Sie verliert alles, Geld, Pass, ist aggressiv, verprellt Galeristen, ihren Anwalt – sein verärgerter Abschiedsbrief ist abgedruckt –, landet an Orten, an die sich sonst niemand traut. "Ich habe mich gewundert, dass du das überlebt hast – du hast es bis zu den Grenzen getrieben", sagt der Künstler Danny McDonald zu ihr, das Gespräch wird Teil des Buchs. Schon mehrfach hatte Genzken in ihren Skulpturen den Modernismus ins Ruinöse getrieben, jetzt zerschneidet sie die Hochhäuser New Yorks und die Dokumente des eigenen Lebens und heftet alles notdürftig mit breitem Klebeband wieder zusammen, zu fast filmischen Montagen.

Doch nach der "Crazy City" folgt ein Neuanfang in einer anderen Stadt: Genzken geht erneut nach Berlin, mitten in den künstlerischen Aufbruch der Nachwendezeit hinein. In den folgenden Jahren formuliert sie ihr neues Vokabular aus, in der großen Serie "Empire/Vampire" zum Beispiel, in der Plastikfiguren wie in Filmsets in Krieg und Katastrophen stecken, oder in "Oil", ihrem Beitrag für den deutschen Pavillon in Venedig 2007, zu dem sie Nicolaus Schafhausen eingeladen hatte. Dafür kombiniert sie billige Baumarktmaterialien mit teurer Designermode, nutzt Spielzeugfiguren, Comicbilder und Poster.

Modernistische Architektur bleibt eine ihrer Passionen: In den Spiegelfolien ihrer Installationen blitzen die gerasterten Glasfassaden des International Style auf, in den "New Buildings for Berlin“"verkantet sie leuchtendes Glas zu Hochhausmodellen wie aus einem Traum von Mies van der Rohe, und auch für den Ground Zero in New York entwickelt sie einen eigenen, gleichnamigen Entwurf: im Zentrum eine Diskothek, 24 Stunden am Tag geöffnet. Tanzen statt leiden.

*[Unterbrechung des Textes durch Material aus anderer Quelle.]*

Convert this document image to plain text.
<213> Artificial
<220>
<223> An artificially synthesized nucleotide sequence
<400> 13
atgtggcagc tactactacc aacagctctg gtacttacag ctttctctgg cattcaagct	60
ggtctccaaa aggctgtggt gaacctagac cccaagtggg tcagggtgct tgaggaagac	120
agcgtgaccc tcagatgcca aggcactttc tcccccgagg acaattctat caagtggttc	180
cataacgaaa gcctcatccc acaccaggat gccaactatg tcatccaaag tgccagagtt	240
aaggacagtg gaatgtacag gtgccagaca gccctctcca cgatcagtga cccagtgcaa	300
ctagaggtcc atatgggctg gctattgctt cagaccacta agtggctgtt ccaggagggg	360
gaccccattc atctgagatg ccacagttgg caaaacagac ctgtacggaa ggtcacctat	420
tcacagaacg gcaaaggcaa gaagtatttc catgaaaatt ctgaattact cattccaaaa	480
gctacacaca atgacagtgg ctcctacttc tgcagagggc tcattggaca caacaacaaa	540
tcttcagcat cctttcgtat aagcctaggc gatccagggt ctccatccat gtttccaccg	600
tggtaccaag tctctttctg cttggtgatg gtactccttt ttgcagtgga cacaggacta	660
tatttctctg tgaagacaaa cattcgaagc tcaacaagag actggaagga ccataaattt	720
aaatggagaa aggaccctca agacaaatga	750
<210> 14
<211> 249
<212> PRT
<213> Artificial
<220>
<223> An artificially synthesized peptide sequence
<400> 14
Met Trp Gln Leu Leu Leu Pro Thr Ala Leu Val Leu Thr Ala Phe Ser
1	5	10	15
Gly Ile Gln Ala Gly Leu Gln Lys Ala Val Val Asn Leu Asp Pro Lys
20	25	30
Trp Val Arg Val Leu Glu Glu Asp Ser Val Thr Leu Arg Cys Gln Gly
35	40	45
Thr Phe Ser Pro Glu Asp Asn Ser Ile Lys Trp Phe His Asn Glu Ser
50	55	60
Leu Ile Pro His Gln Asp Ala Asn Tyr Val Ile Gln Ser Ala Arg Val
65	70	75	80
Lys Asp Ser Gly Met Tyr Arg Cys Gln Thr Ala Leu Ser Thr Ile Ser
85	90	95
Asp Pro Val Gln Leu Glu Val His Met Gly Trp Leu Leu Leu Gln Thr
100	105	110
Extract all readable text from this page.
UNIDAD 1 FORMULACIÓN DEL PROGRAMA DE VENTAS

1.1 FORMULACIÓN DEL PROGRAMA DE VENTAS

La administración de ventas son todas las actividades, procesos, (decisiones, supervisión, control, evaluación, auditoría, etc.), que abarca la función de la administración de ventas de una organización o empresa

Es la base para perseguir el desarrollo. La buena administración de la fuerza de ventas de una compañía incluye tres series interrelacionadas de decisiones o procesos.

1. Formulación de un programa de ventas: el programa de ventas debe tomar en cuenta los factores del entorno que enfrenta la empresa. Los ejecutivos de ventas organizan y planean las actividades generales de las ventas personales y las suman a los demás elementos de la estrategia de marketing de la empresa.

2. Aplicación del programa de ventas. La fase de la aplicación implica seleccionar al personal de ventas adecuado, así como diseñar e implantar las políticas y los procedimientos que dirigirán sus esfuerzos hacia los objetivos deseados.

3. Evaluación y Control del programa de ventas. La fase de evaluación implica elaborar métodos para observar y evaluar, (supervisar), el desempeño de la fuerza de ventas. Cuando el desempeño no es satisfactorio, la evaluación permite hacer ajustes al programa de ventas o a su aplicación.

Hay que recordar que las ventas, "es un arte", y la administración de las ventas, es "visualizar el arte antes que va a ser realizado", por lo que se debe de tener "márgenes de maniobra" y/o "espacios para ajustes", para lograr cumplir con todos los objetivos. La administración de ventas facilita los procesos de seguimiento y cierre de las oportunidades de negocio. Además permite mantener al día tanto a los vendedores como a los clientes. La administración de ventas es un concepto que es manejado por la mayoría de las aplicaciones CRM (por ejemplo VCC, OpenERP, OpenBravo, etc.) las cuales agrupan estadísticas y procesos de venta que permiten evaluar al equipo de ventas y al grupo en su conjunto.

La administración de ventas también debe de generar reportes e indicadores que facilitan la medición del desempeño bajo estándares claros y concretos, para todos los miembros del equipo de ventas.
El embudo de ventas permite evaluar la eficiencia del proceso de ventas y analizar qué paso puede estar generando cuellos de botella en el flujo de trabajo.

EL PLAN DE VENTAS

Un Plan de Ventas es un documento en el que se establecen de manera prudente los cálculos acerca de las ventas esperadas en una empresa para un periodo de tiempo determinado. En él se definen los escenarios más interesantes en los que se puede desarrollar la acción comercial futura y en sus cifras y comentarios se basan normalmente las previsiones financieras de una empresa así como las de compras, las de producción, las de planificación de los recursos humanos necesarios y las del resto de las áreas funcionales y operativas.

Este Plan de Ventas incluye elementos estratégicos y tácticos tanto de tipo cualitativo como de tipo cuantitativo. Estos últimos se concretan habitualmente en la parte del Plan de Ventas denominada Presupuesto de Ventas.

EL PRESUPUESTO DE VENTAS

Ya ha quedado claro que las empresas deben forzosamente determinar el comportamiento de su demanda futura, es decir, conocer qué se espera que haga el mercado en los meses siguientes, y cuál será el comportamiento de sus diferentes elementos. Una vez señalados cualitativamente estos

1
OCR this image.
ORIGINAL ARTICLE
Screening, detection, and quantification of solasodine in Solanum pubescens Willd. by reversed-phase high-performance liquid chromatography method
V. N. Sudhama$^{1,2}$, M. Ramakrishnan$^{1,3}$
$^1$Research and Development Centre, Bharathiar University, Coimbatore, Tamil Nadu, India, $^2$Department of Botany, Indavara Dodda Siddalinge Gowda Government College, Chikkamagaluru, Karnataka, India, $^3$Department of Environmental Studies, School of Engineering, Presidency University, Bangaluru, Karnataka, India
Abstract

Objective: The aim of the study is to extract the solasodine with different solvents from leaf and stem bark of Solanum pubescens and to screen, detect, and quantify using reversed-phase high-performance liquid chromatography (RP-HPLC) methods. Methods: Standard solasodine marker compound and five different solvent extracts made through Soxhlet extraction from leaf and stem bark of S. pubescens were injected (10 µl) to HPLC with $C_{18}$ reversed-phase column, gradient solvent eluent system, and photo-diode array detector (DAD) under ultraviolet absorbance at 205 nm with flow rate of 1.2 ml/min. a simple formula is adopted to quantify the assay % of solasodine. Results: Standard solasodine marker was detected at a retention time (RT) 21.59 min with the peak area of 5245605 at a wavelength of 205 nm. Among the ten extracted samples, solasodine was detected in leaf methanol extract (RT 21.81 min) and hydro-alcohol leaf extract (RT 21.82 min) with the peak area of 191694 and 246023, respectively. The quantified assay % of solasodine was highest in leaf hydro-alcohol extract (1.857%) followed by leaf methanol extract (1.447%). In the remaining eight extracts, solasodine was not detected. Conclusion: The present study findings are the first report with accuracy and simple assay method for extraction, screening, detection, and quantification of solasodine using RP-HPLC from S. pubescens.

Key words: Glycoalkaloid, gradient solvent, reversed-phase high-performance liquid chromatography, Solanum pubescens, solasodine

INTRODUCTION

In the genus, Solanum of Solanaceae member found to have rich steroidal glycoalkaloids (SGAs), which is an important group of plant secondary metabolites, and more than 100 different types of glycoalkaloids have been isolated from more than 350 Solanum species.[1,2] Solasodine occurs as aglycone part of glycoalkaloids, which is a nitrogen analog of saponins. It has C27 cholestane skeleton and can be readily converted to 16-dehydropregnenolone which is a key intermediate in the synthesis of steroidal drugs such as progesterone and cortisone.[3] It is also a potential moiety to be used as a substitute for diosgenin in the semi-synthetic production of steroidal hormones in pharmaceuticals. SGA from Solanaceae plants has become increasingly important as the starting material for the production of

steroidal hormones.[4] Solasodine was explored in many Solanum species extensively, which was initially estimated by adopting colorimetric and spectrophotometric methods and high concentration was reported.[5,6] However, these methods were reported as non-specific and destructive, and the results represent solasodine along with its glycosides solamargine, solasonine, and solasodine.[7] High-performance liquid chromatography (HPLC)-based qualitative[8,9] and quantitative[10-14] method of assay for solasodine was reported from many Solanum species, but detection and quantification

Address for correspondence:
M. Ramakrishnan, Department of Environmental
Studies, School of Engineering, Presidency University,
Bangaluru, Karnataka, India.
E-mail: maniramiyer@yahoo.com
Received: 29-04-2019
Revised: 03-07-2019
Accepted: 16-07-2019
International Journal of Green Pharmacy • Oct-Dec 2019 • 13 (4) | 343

Diese komplexen Installationen und Environments wirken nur vordergründig so, als habe der Zufall seine Hände mit im Spiel. Dahinter steckt ein sehr präzises Raum- und Materialempfinden, "die Rigidität aus den früheren Jahren ist immer noch da", sagt die Künstlerin 2005 zu Wolfgang Tillmans.

Für Laura Hoptman, die 2013 die Retrospektive am MoMA kokuratierte, steht Genzken mit ihrem Wechsel zur Assemblage an der Spitze eines globalen Trends: "Die Wildheit, Freiheit, Gewalttätigkeit, der Outlaw-Status zusammen mit der formalen Intelligenz, die in diesen Assemblagen stecken, hatten eine enorme Wirkung auf die heutige Generation von internationalen Künstlern." Nicht zuletzt der Mut, die Medien und Techniken frei zu wechseln, macht Genzken zum Role-Model. "Sie ist kompromisslos in einem Ausmaß, wie ich das nie sein könnte", sagt zum Beispiel der Künstler Simon Denny.

Was sie antreibt, hat Genzken 2006 am Ende des Gesprächs mit Diedrich Diederichsen formuliert: "Humor, Eros, Liebe und Überraschung sind die Zukunft der Kunst. Wie soll ich enden? Viele Leute sind unglücklich, und ich finde, das nervt."